It sounds like it's time for my favorite pair of pickers to go international.
In the wake of Greece's ever-widening debt crisis, its creditors are leaning on the ancient nation to sell off assets to help dig its way out.
That's where Mike Wolf and Frank Fritz, of my guilty pleasure television show, "American Pickers" come in.
The pair are known for jumping in their van, from their store in LeClaire, Iowa, and hitting America's highway and (mostly) byways, in search of, well, junk.
Those two find gold in some of the oddest things that regular folk, and junkers, have rusting in their barns and yards.
Now, I know that Greece is off the beaten track, even for them, but a trip from the Mississippi to the Aegean might very well be worth their while.
Greece, I've learned, has some of the best picking around.
The Parthenon, for instance. While it's bigger than most of the things they pick, I'm sure there's a market out there for circa 432 BC architecture. And, those guys, with their ingenuity and skills, could probably get it all to fit in that Mary Poppins satchel of a van they drive.
Who needs Red Wing pottery, when you can pick up vases from the protogeometrical period (1050-900 BC) for pennies on the dollar.
The famous windmills of Mykonos and Santorini, along with the nifty blue-roofed houses, could make dandy guest houses for the rich and famous here in the U.S., moving them to Malibu would make the commute so much easier.
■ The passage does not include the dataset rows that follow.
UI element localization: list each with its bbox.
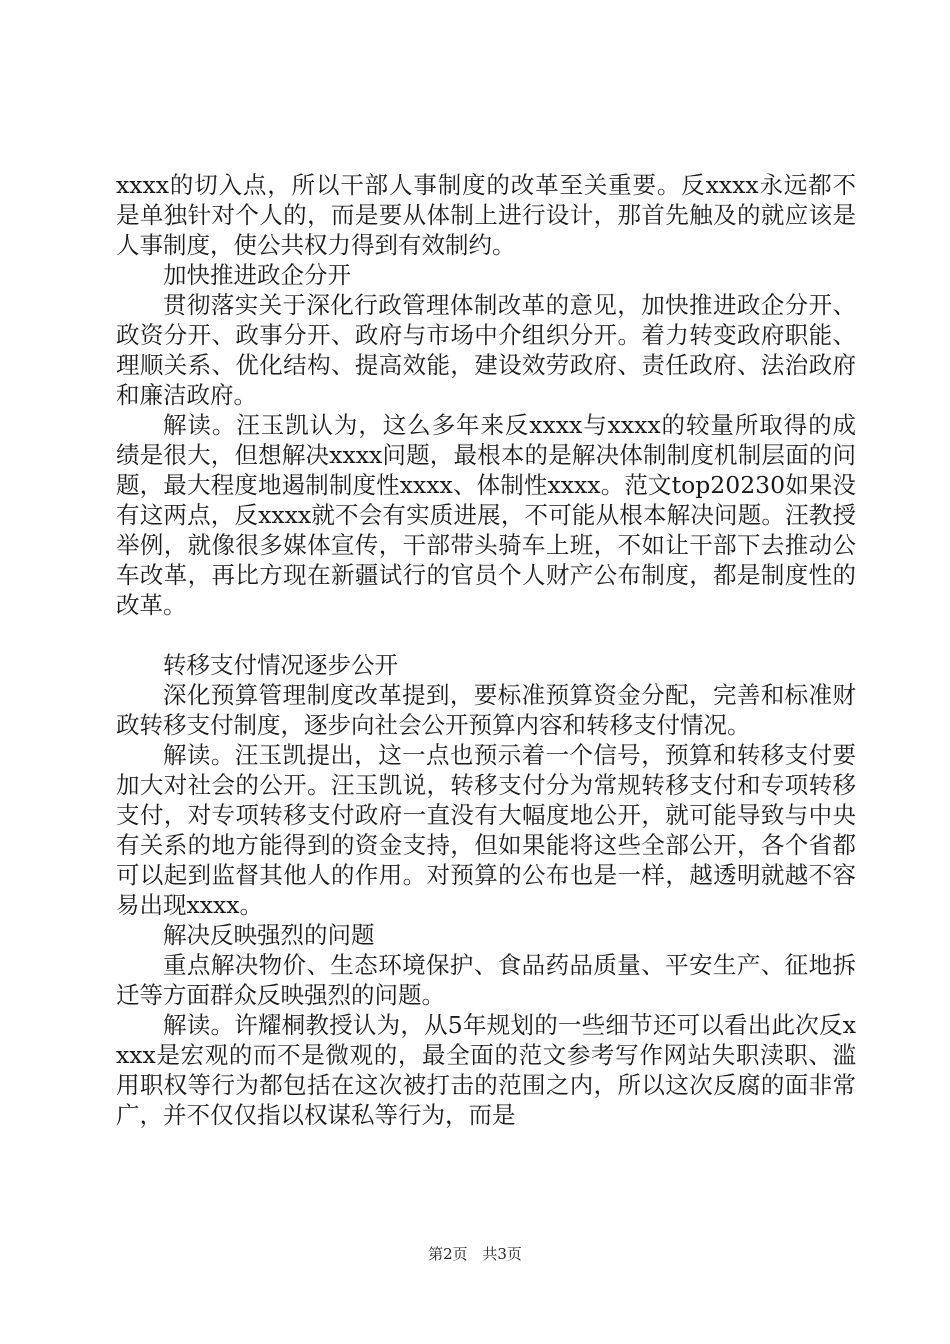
paragraph-intro: xxxx的切入点，所以干部人事制度的改革至关重要。反xxxx永远都不是单独针对个人的，而是要从体制上进行设计，那首先触及的就应该是人事制度，使公共权力得到有效制约。 — [116, 171, 856, 259]
section-heading-enterprise: 加快推进政企分开 — [163, 261, 351, 289]
page-number: 第2页 — [428, 1245, 468, 1263]
paragraph: 重点解决物价、生态环境保护、食品药品质量、平安生产、征地拆迁等方面群众反映强烈的问题。 — [116, 951, 856, 1009]
page-footer — [0, 1244, 950, 1264]
section-heading-transfer: 转移支付情况逐步公开 — [163, 651, 398, 679]
page-total: 共3页 — [482, 1245, 522, 1263]
paragraph: 贯彻落实关于深化行政管理体制改革的意见，加快推进政企分开、政资分开、政事分开、政府与市场中介组织分开。着力转变政府职能、理顺关系、优化结构、提高效能，建设效劳政府、责任政府、法治政府和廉洁政府。 — [116, 291, 856, 409]
document-body — [116, 170, 856, 1130]
paragraph: 解读。许耀桐教授认为，从5年规划的一些细节还可以看出此次反xxxx是宏观的而不是微观的，最全面的范文参考写作网站失职渎职、滥用职权等行为都包括在这次被打击的范围之内，所以这次反腐的面非常广，并不仅仅指以权谋私等行为，而是 — [116, 1011, 856, 1129]
section-heading-issues: 解决反映强烈的问题 — [163, 921, 375, 949]
paragraph: 解读。汪玉凯提出，这一点也预示着一个信号，预算和转移支付要加大对社会的公开。汪玉凯说，转移支付分为常规转移支付和专项转移支付，对专项转移支付政府一直没有大幅度地公开，就可能导致与中央有关系的地方能得到的资金支持，但如果能将这些全部公开，各个省都可以起到监督其他人的作用。对预算的公布也是一样，越透明就越不容易出现xxxx。 — [116, 741, 856, 919]
paragraph: 解读。汪玉凯认为，这么多年来反xxxx与xxxx的较量所取得的成绩是很大，但想解决xxxx问题，最根本的是解决体制制度机制层面的问题，最大程度地遏制制度性xxxx、体制性xxxx。范文top20230如果没有这两点，反xxxx就不会有实质进展，不可能从根本解决问题。汪教授举例，就像很多媒体宣传，干部带头骑车上班，不如让干部下去推动公车改革，再比方现在新疆试行的官员个人财产公布制度，都是制度性的改革。 — [116, 411, 856, 619]
paragraph: 深化预算管理制度改革提到，要标准预算资金分配，完善和标准财政转移支付制度，逐步向社会公开预算内容和转移支付情况。 — [116, 681, 856, 739]
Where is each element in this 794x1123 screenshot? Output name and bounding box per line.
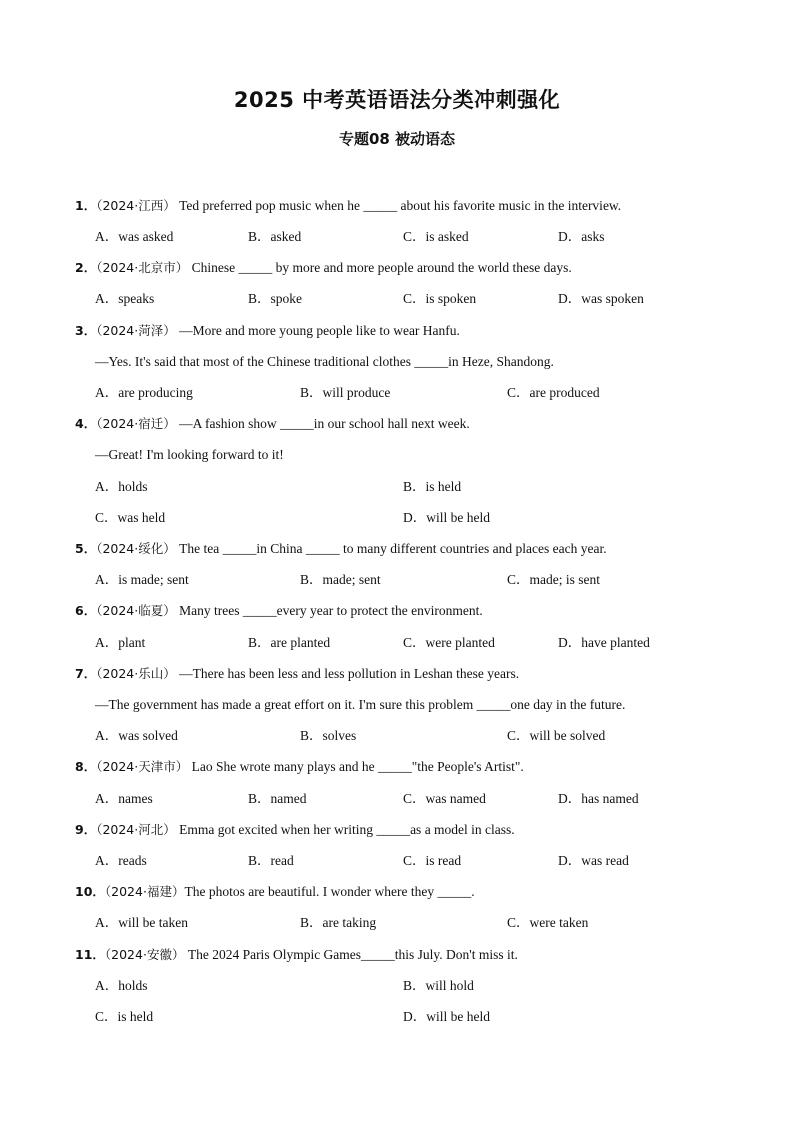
question-number: 11．: [75, 947, 105, 962]
option-c: C．made; is sent: [507, 572, 600, 587]
option-d: D．was read: [558, 853, 629, 868]
question-source: （2024·绥化）: [96, 541, 176, 556]
option-c: C．is read: [403, 853, 462, 868]
question-stem: [75, 196, 621, 216]
question-stem: [75, 321, 460, 341]
option-a: A．is made; sent: [95, 572, 189, 587]
question-text: Many trees _____every year to protect the environment.: [175, 603, 483, 618]
question-text: The photos are beautiful. I wonder where they _____.: [184, 884, 475, 899]
question-text: Ted preferred pop music when he _____ about his favorite music in the interview.: [175, 198, 622, 213]
question-text: Emma got excited when her writing _____as a model in class.: [175, 822, 515, 837]
question-number: 4．: [75, 416, 97, 431]
option-a: A．are producing: [95, 385, 193, 400]
option-c: C．is spoken: [403, 291, 477, 306]
option-c: C．is asked: [403, 229, 469, 244]
option-d: D．have planted: [558, 635, 650, 650]
option-d: D．asks: [558, 229, 605, 244]
question-stem: [75, 820, 515, 840]
option-a: A．speaks: [95, 291, 155, 306]
question-number: 8．: [75, 759, 97, 774]
option-b: B．named: [248, 791, 307, 806]
question-source: （2024·江西）: [96, 198, 176, 213]
option-d: D．has named: [558, 791, 639, 806]
option-c: C．were planted: [403, 635, 495, 650]
option-a: A．names: [95, 791, 153, 806]
option-c: C．will be solved: [507, 728, 606, 743]
question-text: —A fashion show _____in our school hall next week.: [175, 416, 470, 431]
question-source: （2024·北京市）: [96, 260, 189, 275]
question-stem: [75, 882, 475, 902]
question-number: 5．: [75, 541, 97, 556]
option-b: B．are taking: [300, 915, 377, 930]
option-a: A．holds: [95, 978, 148, 993]
question-stem: [75, 945, 518, 965]
page-title: 2025 中考英语语法分类冲刺强化: [233, 88, 561, 112]
option-c: C．was named: [403, 791, 486, 806]
question-text: Chinese _____ by more and more people around the world these days.: [188, 260, 572, 275]
question-number: 9．: [75, 822, 97, 837]
option-b: B．asked: [248, 229, 302, 244]
option-c: C．is held: [95, 1009, 154, 1024]
option-d: D．will be held: [403, 510, 490, 525]
option-c: C．were taken: [507, 915, 589, 930]
page-subtitle: 专题08 被动语态: [338, 130, 456, 148]
question-text-cont: —The government has made a great effort on it. I'm sure this problem _____one day in the future.: [95, 697, 626, 712]
question-stem: [75, 664, 519, 684]
question-text-cont: —Yes. It's said that most of the Chinese traditional clothes _____in Heze, Shandong.: [95, 354, 554, 369]
question-number: 7．: [75, 666, 97, 681]
question-source: （2024·河北）: [96, 822, 176, 837]
question-text-cont: —Great! I'm looking forward to it!: [95, 447, 284, 462]
option-a: A．plant: [95, 635, 146, 650]
question-stem: [75, 601, 483, 621]
option-a: A．will be taken: [95, 915, 188, 930]
question-number: 1．: [75, 198, 97, 213]
question-source: （2024·乐山）: [96, 666, 176, 681]
option-a: A．holds: [95, 479, 148, 494]
question-number: 3．: [75, 323, 97, 338]
question-stem: [75, 414, 470, 434]
question-text: The tea _____in China _____ to many different countries and places each year.: [175, 541, 607, 556]
question-source: （2024·天津市）: [96, 759, 189, 774]
option-b: B．solves: [300, 728, 357, 743]
option-b: B．read: [248, 853, 294, 868]
option-d: D．will be held: [403, 1009, 490, 1024]
option-b: B．will produce: [300, 385, 391, 400]
question-number: 10．: [75, 884, 105, 899]
question-stem: [75, 757, 524, 777]
question-source: （2024·临夏）: [96, 603, 176, 618]
option-b: B．are planted: [248, 635, 331, 650]
option-b: B．spoke: [248, 291, 302, 306]
option-a: A．was solved: [95, 728, 178, 743]
question-number: 2．: [75, 260, 97, 275]
option-b: B．is held: [403, 479, 462, 494]
option-c: C．was held: [95, 510, 166, 525]
option-c: C．are produced: [507, 385, 600, 400]
option-a: A．was asked: [95, 229, 174, 244]
question-number: 6．: [75, 603, 97, 618]
question-stem: [75, 258, 572, 278]
question-source: （2024·安徽）: [104, 947, 185, 962]
question-source: （2024·福建）: [104, 884, 185, 899]
question-text: Lao She wrote many plays and he _____"the People's Artist".: [188, 759, 524, 774]
question-text: —More and more young people like to wear Hanfu.: [175, 323, 460, 338]
option-b: B．will hold: [403, 978, 474, 993]
option-d: D．was spoken: [558, 291, 644, 306]
option-a: A．reads: [95, 853, 147, 868]
option-b: B．made; sent: [300, 572, 381, 587]
question-source: （2024·宿迁）: [96, 416, 176, 431]
question-text: The 2024 Paris Olympic Games_____this July. Don't miss it.: [184, 947, 518, 962]
question-text: —There has been less and less pollution in Leshan these years.: [175, 666, 520, 681]
question-source: （2024·菏泽）: [96, 323, 176, 338]
question-stem: [75, 539, 607, 559]
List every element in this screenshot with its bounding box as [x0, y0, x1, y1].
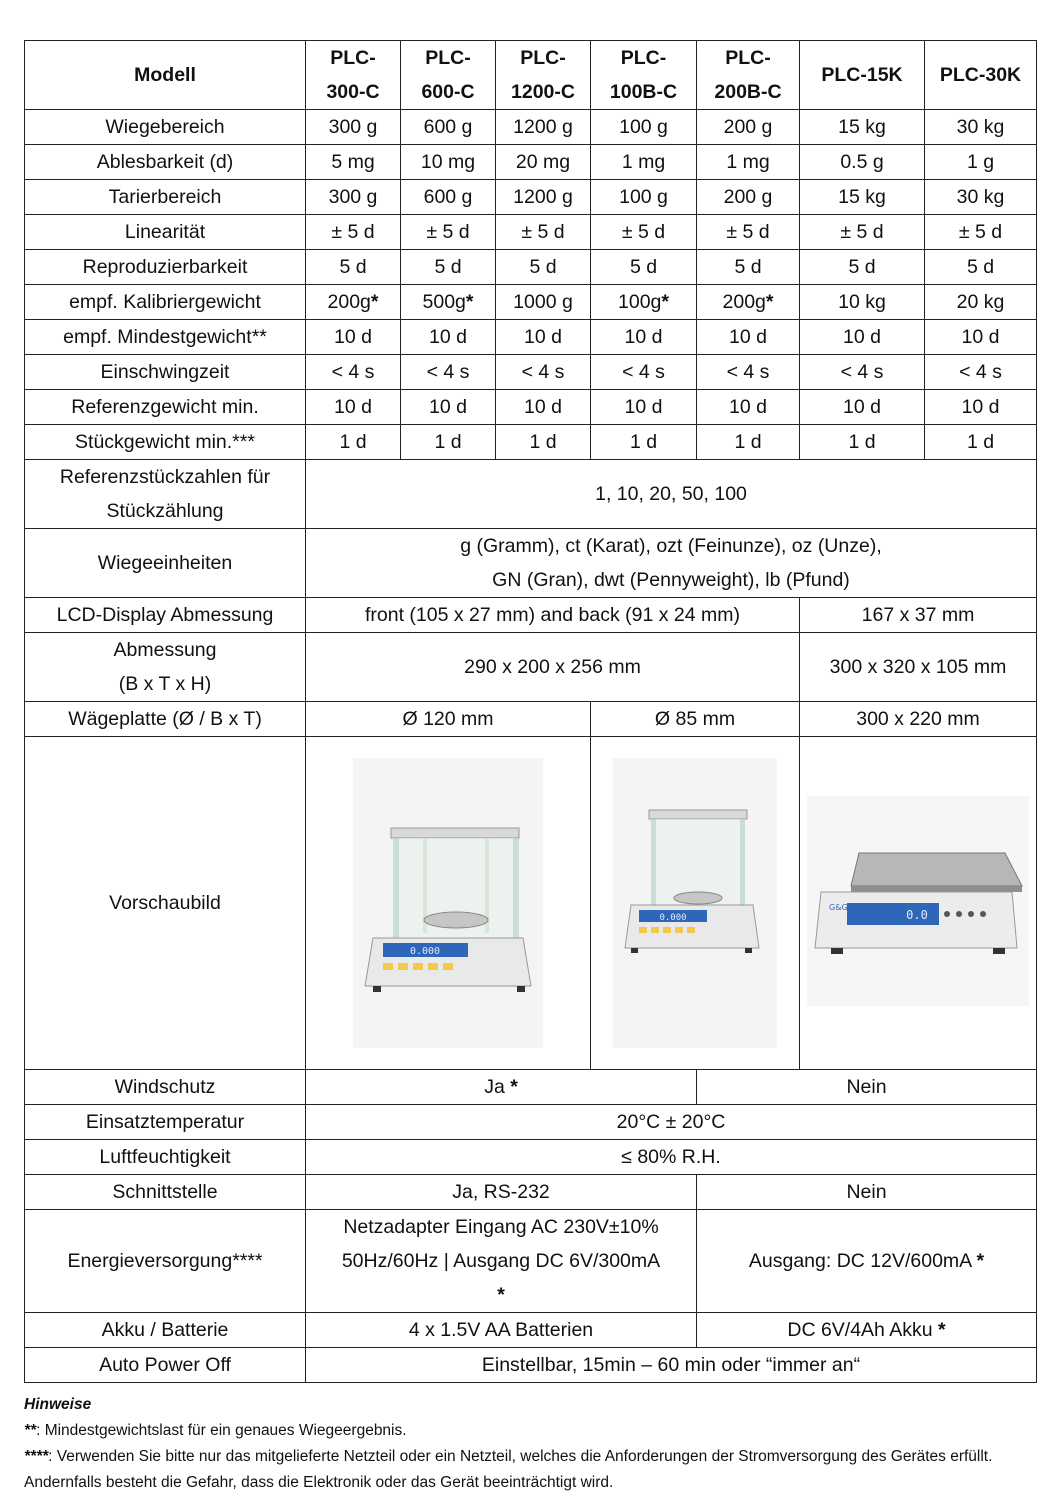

Then, there's the little knicks and knacks that the boys seem to find - statues with missing arms, coins covered in the grime of ages, beat-up drawings. Yep, it would make a heck of an episode for cable television.
It's easy to make light, half a world away from the protests in the streets, but the crisis in Greece could have a gigantic ripple effect on global markets, indeed it already has. The European Union and International Monetary Fund has already bailed the country out, to the tune of 110 billion Euros, which we now find out wasn't enough.
While the beleaguered prime minister George Papandreou holds meetings with European leaders, Alan Greenspan, the former U.s. Federal Reserve chairman, said chances of the city of Athens heading into default are "so high that you almost have to say there is no way out."
Hence, the pressure on the nation to at least show good faith by selling assets.
While it appears France and Germany appear headed to the rescue, Greece, and the entire European Union, are not out of the woods. The people of Greece will have to agree to even deeper austerity cuts, to state pensions, wages, and services. They're already protesting in the streets, even more hardship could send this boiling pot over the edge.
And, selling assets is a likely scenario.
Not the Parthenon, of course, but state stakes in media, communications, and perhaps some of the countless islands that make up the nation.
So, if you're looking for a little vacation spot, out of the way...
We're gearing up for the traditional midpoint of summer - July 4.
And, fingers crossed, it appears Mother Nature is going to behave.
Enjoy the holiday with family and friends. Have fun, make memories and be careful.